My sense of humour shifts depending on what I feel like laughing at on that day. Some days I’m laughing my ass off to Daniel Tosh others I’m disgusted by it. Today, I find it off putting because I realize he’s just of privileged loudmouthed arse. Kinda reminds me of the dude at Sobey’s 02062021~1136 loitering beside the eggs in the daily section insulting peoples as they pass by. People just rolling their eyes and continuing on their merry way. Dude must’ve thought he was balling on stage getting laughs from the audience. Really just being foolish lingering at a grocery store in the middle of a pandemic. I can think of better things to be doing on a Saturday morning. Just the sheer arrogance of thinking people want to hear your unsolicited commentary. Not what you’d expect from a cosmopolite society.
“The bully” was educated outta me. I’ve matured and’ve learned how to be respectable. Which mainly means STFU and minding my own business. I have better things to do than say “I’m rubber you’re glue”. Very much reminds me at recess time in elementary school. Children slinging verbal mud at each other trying to see what sticks. “Sticks and stones may break my bones but words”… are just idle chatter. I have better things to do than make a fuss. I go to the grocery store to by food. Food is very essential to civil society. Having an over abundance makes life on Earth less precarious. I’m immeasurably thankful for there being a constant supply of foodstuffs. Although I have been taking hikes geo-caching cans of beans at various green spaces around town.
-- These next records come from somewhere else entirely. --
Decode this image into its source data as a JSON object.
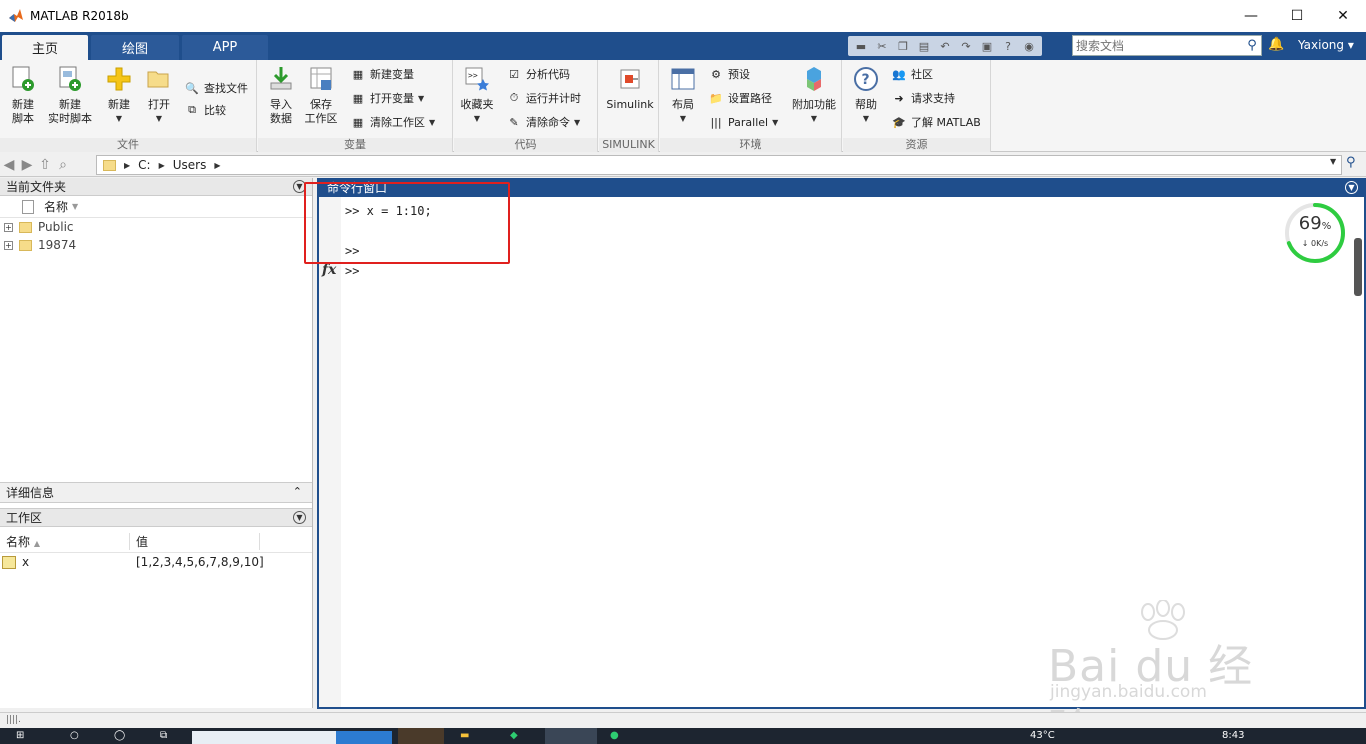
{
  "window": {
    "title": "MATLAB R2018b",
    "minimize": "—",
    "maximize": "☐",
    "close": "✕"
  },
  "tabs": [
    {
      "label": "主页"
    },
    {
      "label": "绘图"
    },
    {
      "label": "APP"
    }
  ],
  "search": {
    "placeholder": "搜索文档"
  },
  "user": {
    "name": "Yaxiong ▾"
  },
  "ribbon": {
    "file": {
      "label": "文件",
      "new_script": "新建\n脚本",
      "new_live_script": "新建\n实时脚本",
      "new": "新建",
      "open": "打开",
      "find_files": "查找文件",
      "compare": "比较"
    },
    "variable": {
      "label": "变量",
      "import": "导入\n数据",
      "save_ws": "保存\n工作区",
      "new_var": "新建变量",
      "open_var": "打开变量",
      "clear_ws": "清除工作区"
    },
    "code": {
      "label": "代码",
      "favorites": "收藏夹",
      "analyze": "分析代码",
      "run_time": "运行并计时",
      "clear_cmd": "清除命令"
    },
    "simulink": {
      "label": "SIMULINK",
      "button": "Simulink"
    },
    "env": {
      "label": "环境",
      "layout": "布局",
      "prefs": "预设",
      "set_path": "设置路径",
      "parallel": "Parallel",
      "addons": "附加功能"
    },
    "resources": {
      "label": "资源",
      "help": "帮助",
      "community": "社区",
      "support": "请求支持",
      "learn": "了解 MATLAB"
    }
  },
  "address": {
    "drive": "C:",
    "folder": "Users"
  },
  "current_folder": {
    "title": "当前文件夹",
    "col_name": "名称",
    "items": [
      {
        "name": "Public"
      },
      {
        "name": "19874"
      }
    ]
  },
  "details": {
    "title": "详细信息"
  },
  "workspace": {
    "title": "工作区",
    "col_name": "名称",
    "col_value": "值",
    "vars": [
      {
        "name": "x",
        "value": "[1,2,3,4,5,6,7,8,9,10]"
      }
    ]
  },
  "command_window": {
    "title": "命令行窗口",
    "lines": [
      ">> x = 1:10;",
      ">>"
    ],
    "prompt": ">>",
    "fx": "fx"
  },
  "gauge": {
    "percent": "69",
    "unit": "%",
    "rate": "0K/s",
    "percent_value": 69
  },
  "watermark": {
    "brand": "Bai du 经验",
    "url": "jingyan.baidu.com"
  },
  "taskbar": {
    "temp": "43°C",
    "time": "8:43"
  },
  "colors": {
    "accent": "#1f4e8c",
    "highlight": "#e0201e",
    "gauge": "#2ecc40"
  }
}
I bury three cans about one foot down. This, call it a hobby I started six years ago. The cans only have a shelf life of two year though… I got the idea after watching The Book of Eli. I’d really like to believe in a future more like Star Trek but fear it’ll be more like Warhammer. I used to volunteer with the local Humanist Movement organization but then got distracted with work. Being a temp is vicarious. Often sporadic hours or for a limited time only. I lost count of all of the sinking ships I’ve temped at. Maybe the ships were sinking due to relying on temps? Kinda reminds me why I don’t fully understand ‘business’. Thinkers versus the do-ers. The educated at the helm. The millwright saying that’s not possible. It can only be created good, fast, cheap but you can only pick two! I choose the ball ? When people are over fed it leads to boredom. Being spoiled leads to stupidly for shits and giggles. So I found a hobby to both promotes wellness and gains me strength. I LARP….
The poetry scene was interesting to say the least. One “poet” would claim to be a starving artist yet had a fridge full of bourgeoisie delicacies. I brought a cheap bottle of wine to an afterhours event and was the target of connoisseurs jokes. The scene kinda had an air of MLM events. Everybody peddling their work. This is where I’m a failure. I’m not good at sales. I’m not selling anything. Although I do try to advocate taking the high road. I’m not certain the road to the future is paved by the Humanist Movement though. Quite a lot of pandering to the audience. It turned into a rumor mill no different than high-school. Teaching civics is different than practicing it. Not to mention the competitive nature of the intellectual sport. Quite a few privileged university educated people complaining about how this world is so unfair. Much irony? I volunteered by putting up posters around town. I still have a few for posterity sake. I didn’t realize if was a broken social scene until after. Not to mention me not being the greatest at socializing and missing social cues.